8. Location of the hoarder house

The location of the house will influence the cleaning cost since transportation will play a role.

A house located in a major city means the cleaning company won't have to travel too far, so transportation costs will be cheaper.

Houses in rural or remote locations will cost more to clean because the cleaning company will have to drive further to get to them and haul trash loads away.

How To Save On Hoarding Cleanup Costs

The easiest way to save money when paying for cleanup services is to minimize the amount of items that the professional team must deal with and dispose of:

  • Sell items that are in good condition and have value.

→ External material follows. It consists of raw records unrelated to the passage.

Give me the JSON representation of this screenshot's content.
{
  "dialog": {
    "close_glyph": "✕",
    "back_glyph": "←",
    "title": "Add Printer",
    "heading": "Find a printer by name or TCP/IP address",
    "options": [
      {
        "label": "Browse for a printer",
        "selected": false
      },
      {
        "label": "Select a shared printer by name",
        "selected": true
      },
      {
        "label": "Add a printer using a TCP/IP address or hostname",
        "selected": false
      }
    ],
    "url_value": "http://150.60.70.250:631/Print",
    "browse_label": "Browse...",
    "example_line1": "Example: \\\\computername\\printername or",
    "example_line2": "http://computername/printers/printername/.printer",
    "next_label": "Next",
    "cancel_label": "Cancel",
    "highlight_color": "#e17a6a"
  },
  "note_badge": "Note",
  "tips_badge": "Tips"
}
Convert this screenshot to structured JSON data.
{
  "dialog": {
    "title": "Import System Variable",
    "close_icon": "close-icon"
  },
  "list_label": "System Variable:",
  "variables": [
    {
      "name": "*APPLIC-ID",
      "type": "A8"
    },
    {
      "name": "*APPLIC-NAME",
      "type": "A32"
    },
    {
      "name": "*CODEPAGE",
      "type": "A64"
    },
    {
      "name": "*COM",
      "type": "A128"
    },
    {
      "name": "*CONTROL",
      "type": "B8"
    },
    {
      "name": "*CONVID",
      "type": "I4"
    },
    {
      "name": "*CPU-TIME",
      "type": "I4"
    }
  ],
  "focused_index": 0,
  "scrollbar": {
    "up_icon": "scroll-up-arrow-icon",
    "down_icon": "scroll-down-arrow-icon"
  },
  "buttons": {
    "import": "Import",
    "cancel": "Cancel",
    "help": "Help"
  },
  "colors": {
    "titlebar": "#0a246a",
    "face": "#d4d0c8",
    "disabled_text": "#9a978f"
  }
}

  • Donate clothes, appliances, and furniture that can't be sold.

  • Separate belongings into three piles: "Keep", "Donate", and "Trash". This simplifies the cleanup process for professional cleaners.

  • Recycle paper, plastic, and metal.

  • Ask family and friends to come help sort through items to reduce labor costs.

  • Look for community programs that might help with hoarding cleanup for free.

  • Negotiate with the cleanup team for the best rates.